I believe all KK said is that they would use a combination of software and hardware, whatever that means.

I rather think that they start out with nearly 100% Hardware Emulation. Means that all games run on included PS2 Chips. Over time Sony will make more and more Games compatible with Software-Emulation, so in time of PSthree and PS4 the legacy PS2/PS1 chips can be dropped out entirely.

Just think of XBox360 BC and add an additional "safety layer".
 
with the intimate knowlege of the original chips and the increase in speed and power of the PS3 they should be able to emulate it. they don't have rights problems like MS do. i thought the GS was basically a rasterizer to the Emotion Engine. the vector units can be done on SPEs. the in order/out of order execution difference might cause problems. really i don't know of anything that makes it impossible, but then i'm no expert, so there could be things that would be a problem i'm unaware of.
 
It isn't possible to truly render something that does not exist in 720p. Games will be just upscaled like on the 360.
It is possible to render the games in whatever resolution you want; but, at least last I heard, BC games on the PS3 will simply be upscaled like BC games are on the 360.
 
with the intimate knowlege of the original chips and the increase in speed and power of the PS3 they should be able to emulate it. they don't have rights problems like MS do. i thought the GS was basically a rasterizer to the Emotion Engine. the vector units can be done on SPEs. the in order/out of order execution difference might cause problems. really i don't know of anything that makes it impossible, but then i'm no expert, so there could be things that would be a problem i'm unaware of.

The problem is creating an emulated environment that can simulate the bandwidth of GS and it's eDRAM. In all past discussions on the topic, that has always been the main sticking point.
 
The problem is creating an emulated environment that can simulate the bandwidth of GS and it's eDRAM. In all past discussions on the topic, that has always been the main sticking point.
Actually, that's been the most common concern from most people, but the PS2 devs here have said that's among the least of BCs concerns.

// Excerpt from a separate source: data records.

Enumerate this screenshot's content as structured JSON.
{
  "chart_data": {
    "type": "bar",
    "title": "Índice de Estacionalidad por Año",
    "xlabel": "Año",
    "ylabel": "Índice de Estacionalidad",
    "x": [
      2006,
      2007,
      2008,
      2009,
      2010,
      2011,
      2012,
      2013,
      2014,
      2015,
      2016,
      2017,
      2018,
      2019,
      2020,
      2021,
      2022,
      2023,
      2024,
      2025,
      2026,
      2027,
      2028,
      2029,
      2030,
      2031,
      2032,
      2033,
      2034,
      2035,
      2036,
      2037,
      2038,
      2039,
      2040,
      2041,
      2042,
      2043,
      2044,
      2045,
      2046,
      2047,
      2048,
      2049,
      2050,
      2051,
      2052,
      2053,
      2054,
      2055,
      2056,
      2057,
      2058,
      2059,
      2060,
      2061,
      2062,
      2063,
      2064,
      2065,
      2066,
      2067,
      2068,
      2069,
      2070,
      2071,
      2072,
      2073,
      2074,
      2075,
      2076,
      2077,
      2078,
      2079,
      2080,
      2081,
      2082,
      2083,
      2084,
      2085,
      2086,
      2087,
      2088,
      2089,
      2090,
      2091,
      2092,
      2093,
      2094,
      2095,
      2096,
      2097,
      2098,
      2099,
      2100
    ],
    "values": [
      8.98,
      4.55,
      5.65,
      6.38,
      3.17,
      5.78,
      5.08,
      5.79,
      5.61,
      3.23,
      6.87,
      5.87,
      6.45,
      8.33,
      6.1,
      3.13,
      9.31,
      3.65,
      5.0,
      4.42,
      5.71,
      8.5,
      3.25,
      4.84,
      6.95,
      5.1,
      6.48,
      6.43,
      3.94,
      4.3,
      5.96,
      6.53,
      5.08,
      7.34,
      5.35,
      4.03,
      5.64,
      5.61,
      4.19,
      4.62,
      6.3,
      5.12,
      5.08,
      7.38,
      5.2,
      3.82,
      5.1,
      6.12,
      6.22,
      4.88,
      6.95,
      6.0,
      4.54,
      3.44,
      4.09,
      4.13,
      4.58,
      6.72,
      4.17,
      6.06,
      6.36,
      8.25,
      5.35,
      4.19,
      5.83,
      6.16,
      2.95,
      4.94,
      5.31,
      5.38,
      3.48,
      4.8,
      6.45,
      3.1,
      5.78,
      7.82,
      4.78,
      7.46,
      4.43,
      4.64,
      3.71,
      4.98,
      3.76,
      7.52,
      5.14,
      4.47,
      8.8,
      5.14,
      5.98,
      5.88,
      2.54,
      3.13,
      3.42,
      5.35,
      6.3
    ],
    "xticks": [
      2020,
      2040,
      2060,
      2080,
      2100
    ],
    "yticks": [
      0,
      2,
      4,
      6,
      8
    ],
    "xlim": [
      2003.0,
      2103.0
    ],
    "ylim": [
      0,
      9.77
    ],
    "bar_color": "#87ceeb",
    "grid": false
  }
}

There's lots of things GS does that standards GPU's don't do, and that's where things become awkward. Eithet RSX has hardware support for GS functions, or there's GS hardware in there to 'accommodate those games that do things in a way KK didn't expect them to do', or some magic syrup fresh from the Emulation Trees of Whizzywhizzy-Land :???:
 
The problem is creating an emulated environment that can simulate the bandwidth of GS and it's eDRAM. In all past discussions on the topic, that has always been the main sticking point.

It would have been nice if 4MB eDRAM addressable by all the SPEs was built into Cell. I am sure programmers would have found a use for it, and not just for games.
 
they've got the local store and you could probably just keep some stuff cycling around the ring bus untill needed.
 
they've got the local store and you could probably just keep some stuff cycling around the ring bus untill needed.
I heard IBM were working on nanotechnology for the purpose of creating bicycles small enough for just that requirement...

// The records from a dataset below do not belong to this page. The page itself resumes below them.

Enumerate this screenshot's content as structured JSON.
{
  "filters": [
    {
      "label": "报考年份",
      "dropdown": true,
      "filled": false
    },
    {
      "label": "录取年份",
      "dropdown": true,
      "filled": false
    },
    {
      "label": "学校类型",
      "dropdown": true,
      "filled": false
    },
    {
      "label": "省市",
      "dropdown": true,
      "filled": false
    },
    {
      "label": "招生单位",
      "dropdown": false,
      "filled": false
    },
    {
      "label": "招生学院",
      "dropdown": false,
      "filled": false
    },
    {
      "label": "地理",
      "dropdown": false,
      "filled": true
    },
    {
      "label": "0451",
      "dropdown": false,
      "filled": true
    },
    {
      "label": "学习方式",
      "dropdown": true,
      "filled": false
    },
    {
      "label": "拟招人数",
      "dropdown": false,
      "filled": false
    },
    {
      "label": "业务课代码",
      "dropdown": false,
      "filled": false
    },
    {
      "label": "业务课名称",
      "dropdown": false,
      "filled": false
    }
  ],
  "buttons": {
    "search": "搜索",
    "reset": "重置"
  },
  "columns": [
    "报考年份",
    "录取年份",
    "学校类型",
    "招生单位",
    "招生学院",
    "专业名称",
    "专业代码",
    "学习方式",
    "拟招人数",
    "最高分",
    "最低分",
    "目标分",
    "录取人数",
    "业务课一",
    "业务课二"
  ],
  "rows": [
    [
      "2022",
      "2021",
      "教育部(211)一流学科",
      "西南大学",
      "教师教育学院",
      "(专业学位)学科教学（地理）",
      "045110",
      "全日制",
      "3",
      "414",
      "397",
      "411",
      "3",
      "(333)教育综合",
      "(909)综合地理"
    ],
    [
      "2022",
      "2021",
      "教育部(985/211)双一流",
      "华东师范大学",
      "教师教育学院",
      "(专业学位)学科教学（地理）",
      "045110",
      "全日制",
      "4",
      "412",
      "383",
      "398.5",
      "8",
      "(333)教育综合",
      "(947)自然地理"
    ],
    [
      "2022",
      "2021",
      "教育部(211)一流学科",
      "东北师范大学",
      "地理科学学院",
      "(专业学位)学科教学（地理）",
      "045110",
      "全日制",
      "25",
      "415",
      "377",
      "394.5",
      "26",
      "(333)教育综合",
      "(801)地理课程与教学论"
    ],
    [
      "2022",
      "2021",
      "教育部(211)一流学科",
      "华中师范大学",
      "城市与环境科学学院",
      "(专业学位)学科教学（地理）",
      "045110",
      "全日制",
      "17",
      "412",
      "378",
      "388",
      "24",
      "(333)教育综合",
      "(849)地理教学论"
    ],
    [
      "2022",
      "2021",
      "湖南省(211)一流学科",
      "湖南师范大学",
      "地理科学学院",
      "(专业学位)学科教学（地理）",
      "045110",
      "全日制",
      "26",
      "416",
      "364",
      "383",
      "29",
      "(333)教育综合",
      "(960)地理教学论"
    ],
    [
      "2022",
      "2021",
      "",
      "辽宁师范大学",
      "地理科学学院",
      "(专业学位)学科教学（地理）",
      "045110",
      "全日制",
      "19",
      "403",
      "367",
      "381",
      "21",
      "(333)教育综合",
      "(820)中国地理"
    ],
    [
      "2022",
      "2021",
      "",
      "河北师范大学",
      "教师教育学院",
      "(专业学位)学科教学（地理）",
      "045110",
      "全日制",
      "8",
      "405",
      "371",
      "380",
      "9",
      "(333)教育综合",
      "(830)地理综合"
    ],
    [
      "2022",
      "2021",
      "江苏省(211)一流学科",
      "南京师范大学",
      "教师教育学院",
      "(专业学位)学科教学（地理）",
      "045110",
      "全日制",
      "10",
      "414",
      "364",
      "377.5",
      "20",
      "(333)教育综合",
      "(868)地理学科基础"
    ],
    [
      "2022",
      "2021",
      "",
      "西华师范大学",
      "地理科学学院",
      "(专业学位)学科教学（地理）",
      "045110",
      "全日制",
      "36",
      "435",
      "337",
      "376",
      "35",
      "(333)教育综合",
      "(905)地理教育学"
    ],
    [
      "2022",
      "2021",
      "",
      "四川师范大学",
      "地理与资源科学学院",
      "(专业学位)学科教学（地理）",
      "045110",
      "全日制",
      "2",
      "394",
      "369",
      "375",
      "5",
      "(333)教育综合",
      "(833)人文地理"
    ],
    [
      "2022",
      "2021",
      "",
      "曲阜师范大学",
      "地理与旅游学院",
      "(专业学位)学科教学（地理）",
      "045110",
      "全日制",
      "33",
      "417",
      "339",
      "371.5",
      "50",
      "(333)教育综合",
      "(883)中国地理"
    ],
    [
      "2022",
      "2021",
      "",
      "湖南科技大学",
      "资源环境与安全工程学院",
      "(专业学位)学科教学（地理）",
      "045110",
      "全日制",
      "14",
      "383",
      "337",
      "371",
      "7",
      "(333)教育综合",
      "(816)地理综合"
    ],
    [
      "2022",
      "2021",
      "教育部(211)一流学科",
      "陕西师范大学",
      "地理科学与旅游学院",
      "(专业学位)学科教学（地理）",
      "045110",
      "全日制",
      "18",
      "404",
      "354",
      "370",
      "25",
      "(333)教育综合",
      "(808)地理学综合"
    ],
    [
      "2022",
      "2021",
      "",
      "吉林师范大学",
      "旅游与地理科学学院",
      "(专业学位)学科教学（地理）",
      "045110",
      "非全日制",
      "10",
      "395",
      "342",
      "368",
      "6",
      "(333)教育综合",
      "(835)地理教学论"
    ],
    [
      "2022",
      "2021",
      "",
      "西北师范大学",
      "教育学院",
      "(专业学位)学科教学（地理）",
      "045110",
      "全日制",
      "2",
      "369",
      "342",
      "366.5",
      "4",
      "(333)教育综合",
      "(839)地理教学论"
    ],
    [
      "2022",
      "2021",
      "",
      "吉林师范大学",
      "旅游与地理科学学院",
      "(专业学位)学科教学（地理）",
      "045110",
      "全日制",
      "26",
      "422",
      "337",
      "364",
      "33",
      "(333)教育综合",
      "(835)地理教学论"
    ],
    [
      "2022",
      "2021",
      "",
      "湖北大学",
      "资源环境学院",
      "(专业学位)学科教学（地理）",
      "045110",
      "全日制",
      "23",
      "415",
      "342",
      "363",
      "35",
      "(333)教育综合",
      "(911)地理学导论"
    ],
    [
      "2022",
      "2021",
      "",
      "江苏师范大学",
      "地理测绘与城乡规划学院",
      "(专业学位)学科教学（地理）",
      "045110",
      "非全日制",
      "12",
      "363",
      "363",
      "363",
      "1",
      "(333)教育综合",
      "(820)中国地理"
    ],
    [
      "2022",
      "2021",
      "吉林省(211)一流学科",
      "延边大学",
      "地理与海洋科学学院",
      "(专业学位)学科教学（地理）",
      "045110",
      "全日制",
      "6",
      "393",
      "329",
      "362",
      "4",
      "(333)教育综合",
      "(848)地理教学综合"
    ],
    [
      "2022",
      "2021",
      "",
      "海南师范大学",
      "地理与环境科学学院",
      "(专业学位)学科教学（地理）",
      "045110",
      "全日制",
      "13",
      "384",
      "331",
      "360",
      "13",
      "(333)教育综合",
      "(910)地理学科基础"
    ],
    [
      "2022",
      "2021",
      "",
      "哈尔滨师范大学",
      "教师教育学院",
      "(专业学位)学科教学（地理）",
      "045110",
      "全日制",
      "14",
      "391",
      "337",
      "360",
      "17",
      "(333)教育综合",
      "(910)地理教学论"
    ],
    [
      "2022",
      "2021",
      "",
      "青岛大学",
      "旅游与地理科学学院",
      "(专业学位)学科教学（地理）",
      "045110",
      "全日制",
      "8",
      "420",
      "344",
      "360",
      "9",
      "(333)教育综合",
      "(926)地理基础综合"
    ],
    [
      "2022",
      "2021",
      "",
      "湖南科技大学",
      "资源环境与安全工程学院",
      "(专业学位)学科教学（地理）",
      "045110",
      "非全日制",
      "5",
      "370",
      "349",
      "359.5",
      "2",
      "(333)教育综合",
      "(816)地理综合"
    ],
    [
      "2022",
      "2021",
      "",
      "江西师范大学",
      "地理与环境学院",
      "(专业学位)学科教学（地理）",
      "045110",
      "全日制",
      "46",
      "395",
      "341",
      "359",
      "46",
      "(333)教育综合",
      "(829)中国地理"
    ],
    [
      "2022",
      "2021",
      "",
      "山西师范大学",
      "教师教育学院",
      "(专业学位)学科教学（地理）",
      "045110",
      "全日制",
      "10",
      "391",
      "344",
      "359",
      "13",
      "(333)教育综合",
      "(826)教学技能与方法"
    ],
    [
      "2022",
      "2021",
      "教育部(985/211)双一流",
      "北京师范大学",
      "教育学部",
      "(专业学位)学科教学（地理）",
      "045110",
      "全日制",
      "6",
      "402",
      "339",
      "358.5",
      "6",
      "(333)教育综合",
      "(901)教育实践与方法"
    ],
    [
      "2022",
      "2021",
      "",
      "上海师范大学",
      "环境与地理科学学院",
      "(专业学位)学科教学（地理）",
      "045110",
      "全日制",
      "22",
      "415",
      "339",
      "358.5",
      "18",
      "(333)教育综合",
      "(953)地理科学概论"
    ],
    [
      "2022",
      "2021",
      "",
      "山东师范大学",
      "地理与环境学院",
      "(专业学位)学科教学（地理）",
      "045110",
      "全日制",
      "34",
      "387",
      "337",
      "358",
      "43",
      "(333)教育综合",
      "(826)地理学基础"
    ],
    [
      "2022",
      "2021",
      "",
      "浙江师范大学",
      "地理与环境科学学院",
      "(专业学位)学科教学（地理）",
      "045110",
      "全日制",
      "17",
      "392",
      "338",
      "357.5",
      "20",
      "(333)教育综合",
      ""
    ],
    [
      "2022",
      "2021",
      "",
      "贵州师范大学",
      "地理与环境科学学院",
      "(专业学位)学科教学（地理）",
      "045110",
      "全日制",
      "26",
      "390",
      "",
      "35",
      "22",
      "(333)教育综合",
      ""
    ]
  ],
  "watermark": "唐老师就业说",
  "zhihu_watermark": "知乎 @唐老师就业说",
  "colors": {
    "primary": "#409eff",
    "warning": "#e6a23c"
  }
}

How could you have stuff cycling around the ring bus? The bus moves data from one area to another. You can't have data sitting in it. You could keep moving data around from SPE to SPE, but it'd still occupy as much LS as the size of the data. You make it sound as though a couple of MBs could be left in the ring bus waiting to be fetched into LS for use :???:
 
you could probably just keep some stuff cycling around the ring bus untill needed.
Very bizarre statement... While there's sure to be buffer stages on the EIB, due to the fact it stretches almost from one end of the chip to the other, it'd only be to hold a data chunk for the single clock cycle it takes to move it from one section of the bus to the next. It wouldn't be a storage space, buses don't work that way.